Mother Nature vs. Supply Chain

We've all experienced the occassional wrath of Mother Nature on our operations... leaky roofs, electrical outages, and the like.  But what happens when a single local event can disrupt the operations for a global company?

I came across the following time-lapse radar video of FedEx planes landing at the Memphis airport... with a severe thunderstorm approaching.  Click on the "play" button to start, and be sure to turn up the volume for added effect.  Watch what happens as the thunderstorm gets closer and closer...

Yes this was a good excuse to play around with embedding video in a blog!  But it did prompt a few relevant thoughts...
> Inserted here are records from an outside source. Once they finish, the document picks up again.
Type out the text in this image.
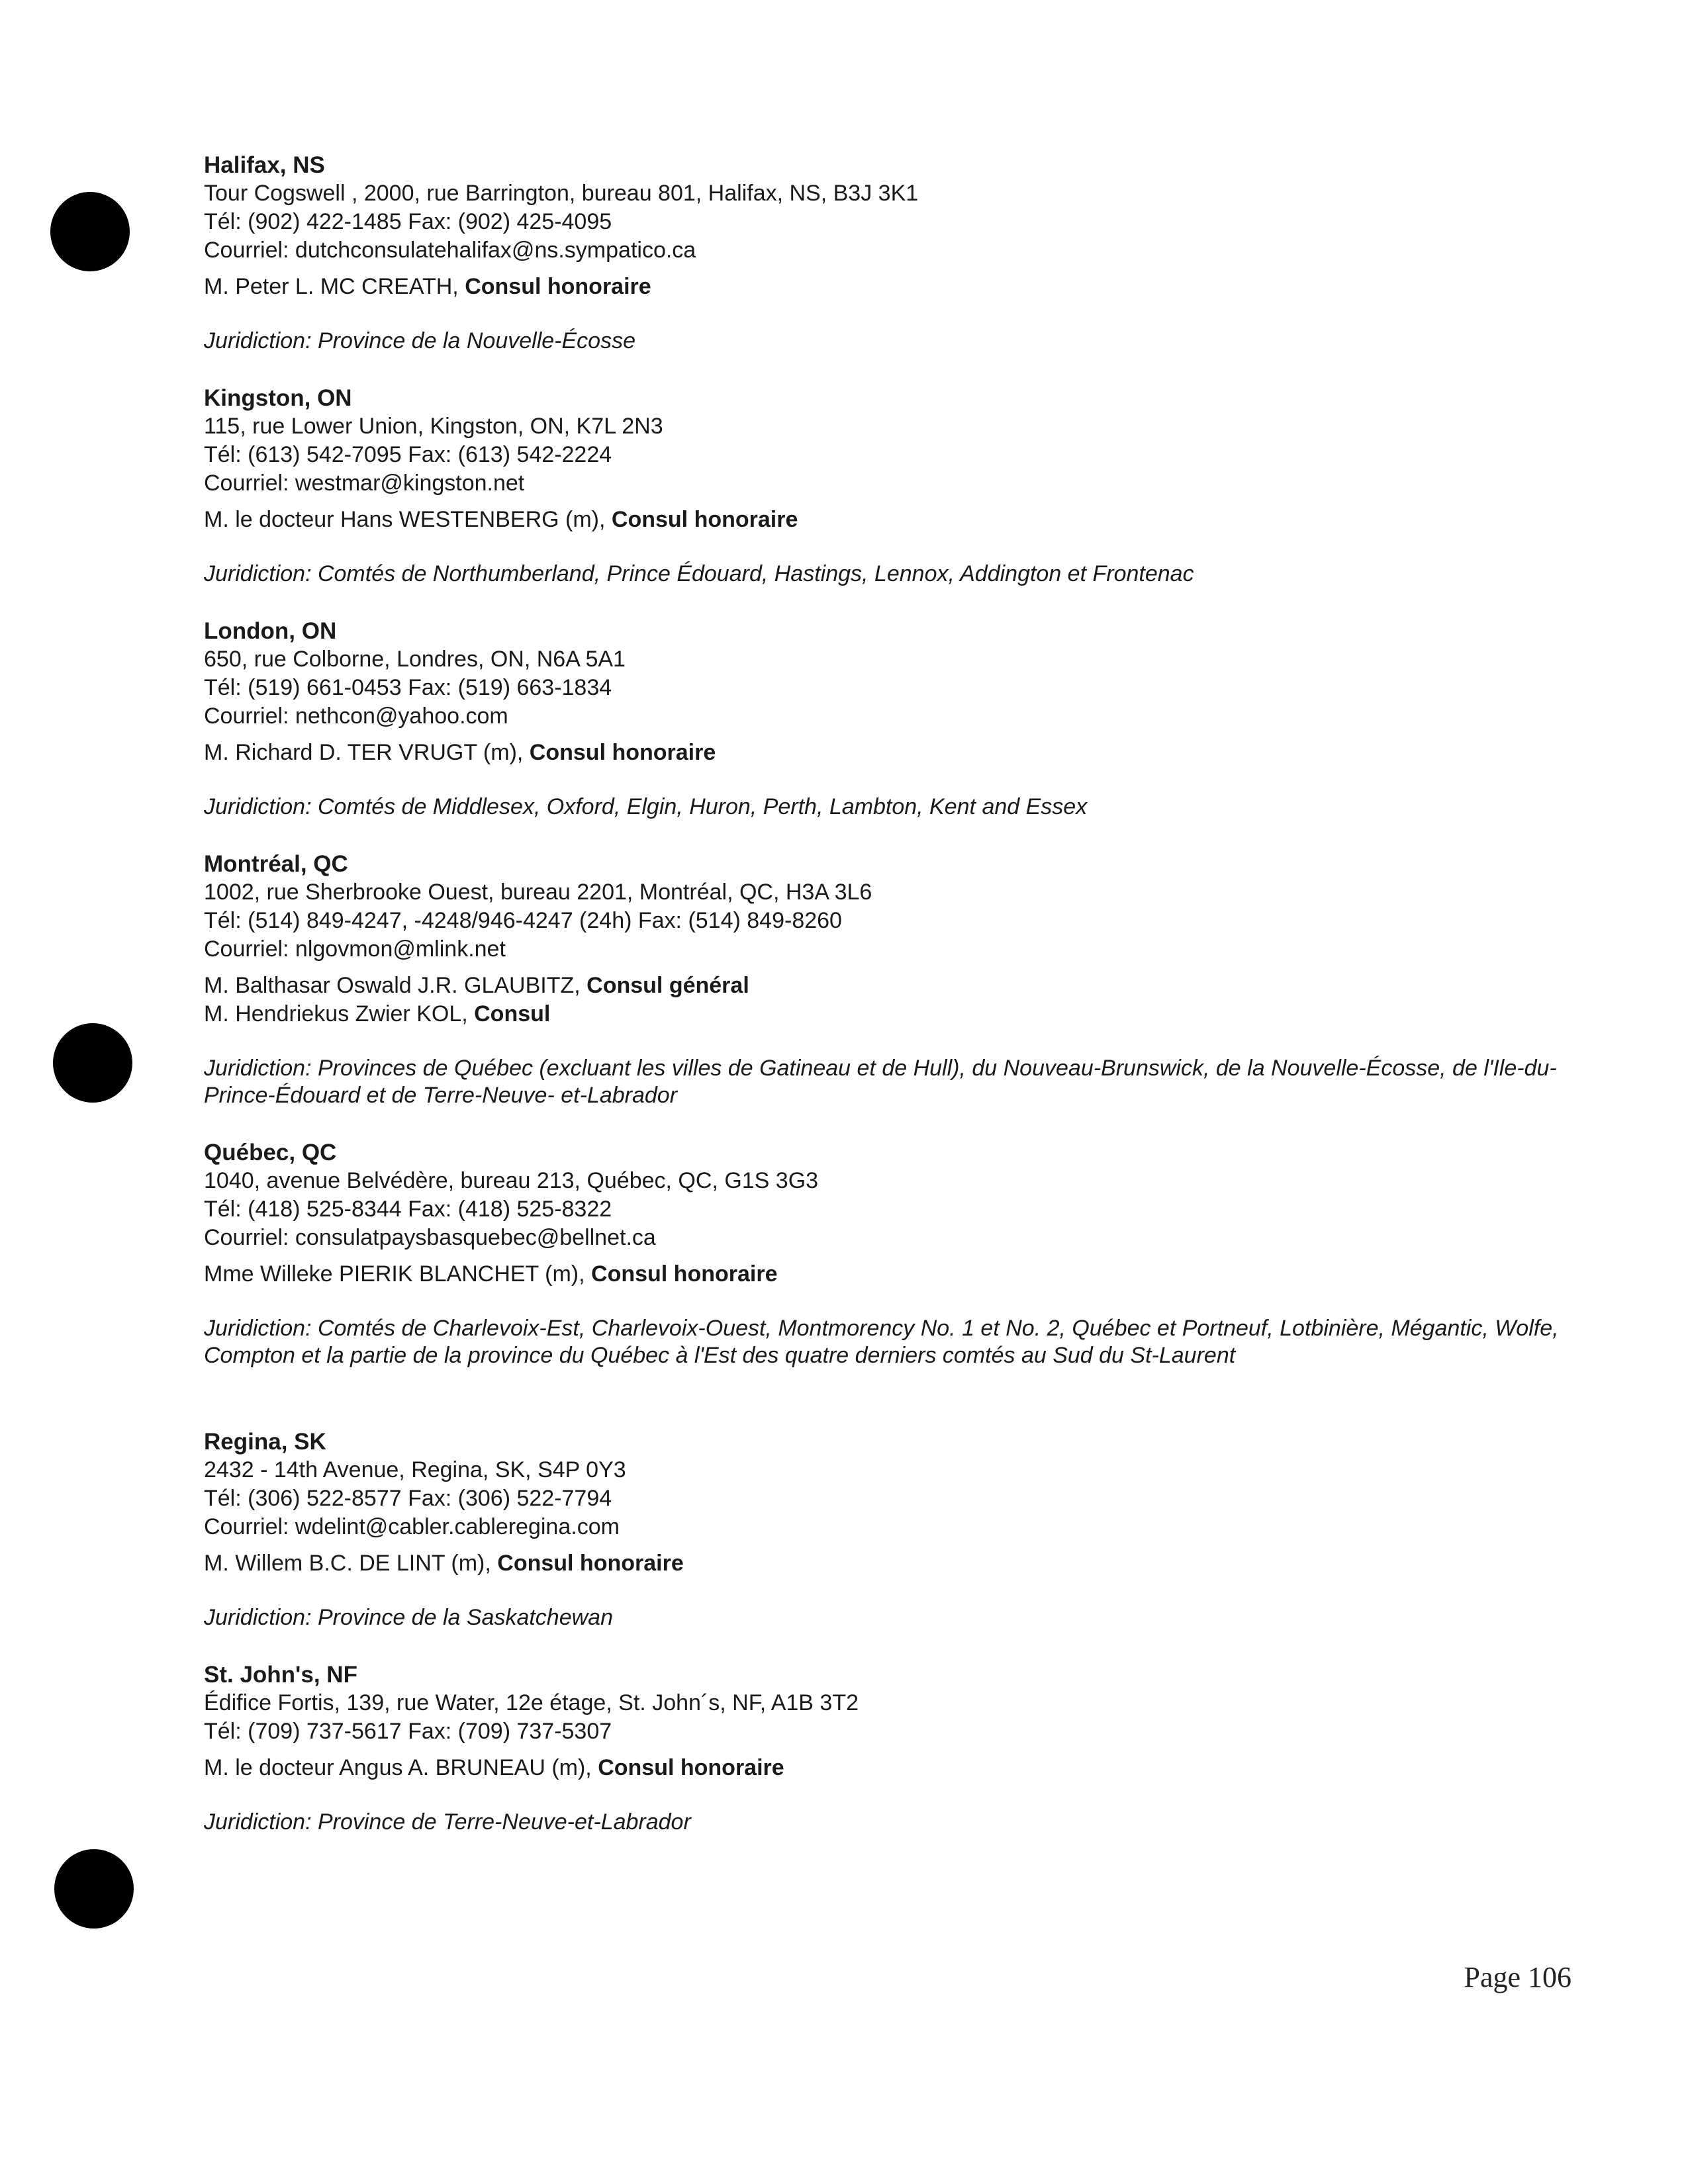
Halifax, NS
Tour Cogswell , 2000, rue Barrington, bureau 801, Halifax, NS, B3J 3K1
Tél: (902) 422-1485 Fax: (902) 425-4095
Courriel: dutchconsulatehalifax@ns.sympatico.ca
M. Peter L. MC CREATH, Consul honoraire
Juridiction: Province de la Nouvelle-Écosse
Kingston, ON
115, rue Lower Union, Kingston, ON, K7L 2N3
Tél: (613) 542-7095 Fax: (613) 542-2224
Courriel: westmar@kingston.net
M. le docteur Hans WESTENBERG (m), Consul honoraire
Juridiction: Comtés de Northumberland, Prince Édouard, Hastings, Lennox, Addington et Frontenac
London, ON
650, rue Colborne, Londres, ON, N6A 5A1
Tél: (519) 661-0453 Fax: (519) 663-1834
Courriel: nethcon@yahoo.com
M. Richard D. TER VRUGT (m), Consul honoraire
Juridiction: Comtés de Middlesex, Oxford, Elgin, Huron, Perth, Lambton, Kent and Essex
Montréal, QC
1002, rue Sherbrooke Ouest, bureau 2201, Montréal, QC, H3A 3L6
Tél: (514) 849-4247, -4248/946-4247 (24h) Fax: (514) 849-8260
Courriel: nlgovmon@mlink.net
M. Balthasar Oswald J.R. GLAUBITZ, Consul général
M. Hendriekus Zwier KOL, Consul
Juridiction: Provinces de Québec (excluant les villes de Gatineau et de Hull), du Nouveau-Brunswick, de la Nouvelle-Écosse, de l'Ile-du-Prince-Édouard et de Terre-Neuve- et-Labrador
Québec, QC
1040, avenue Belvédère, bureau 213, Québec, QC, G1S 3G3
Tél: (418) 525-8344 Fax: (418) 525-8322
Courriel: consulatpaysbasquebec@bellnet.ca
Mme Willeke PIERIK BLANCHET (m), Consul honoraire
Juridiction: Comtés de Charlevoix-Est, Charlevoix-Ouest, Montmorency No. 1 et No. 2, Québec et Portneuf, Lotbinière, Mégantic, Wolfe, Compton et la partie de la province du Québec à l'Est des quatre derniers comtés au Sud du St-Laurent
Regina, SK
2432 - 14th Avenue, Regina, SK, S4P 0Y3
Tél: (306) 522-8577 Fax: (306) 522-7794
Courriel: wdelint@cabler.cableregina.com
M. Willem B.C. DE LINT (m), Consul honoraire
Juridiction: Province de la Saskatchewan
St. John's, NF
Édifice Fortis, 139, rue Water, 12e étage, St. John´s, NF, A1B 3T2
Tél: (709) 737-5617 Fax: (709) 737-5307
M. le docteur Angus A. BRUNEAU (m), Consul honoraire
Juridiction: Province de Terre-Neuve-et-Labrador
Page 106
  • FedEx has a lot of damn planes (the video is during the night, when Memphis is almost 100% dedicated to FedEx).
  • What happened to the "absolutely, positively has to be there overnight" packages on the planes that got diverted?  How did FedEx handle those exceptions from a customer service and an operational standpoint?
  • What if a JIT-based factory had incoming parts on those planes?  Do you look at your entire supply chain to see where your suppliers are vulnerable, thereby making you vulnerable?  Think about the effect of the west coast port strike a couple years ago.
  • FedEx, like UPS, uses a handful of central hubs for overnight air operations.  Although some packages may have to go a thousand miles out of their way, they believe there are operational efficiencies with this method.  Would a one piece flow method be more efficient if the monstrous complexity issue could be resolved?  How does that cost compare to the cost of time and fuel (especially these days) to route everything to central processing hubs?  Is that similar to a functional silo'd jobshop?
  • Can we create an additional argument for decentralized one piece flow based on the flexibility and protection from system/process disruption?  That one thunderstorm created havoc for an entire company's operations... thereby impacting the operations at other companies.  Very similar to what happens in a factory when a dedicated silo press goes down.  Lean methodology argues for smaller machines matched to takt time instead of larger and larger machines that try to optimize throughput and create "efficiency".

FedEx and UPS are pretty successful.  But are they lean?  Could lean methods, some of which would be radical changes, make them more successful?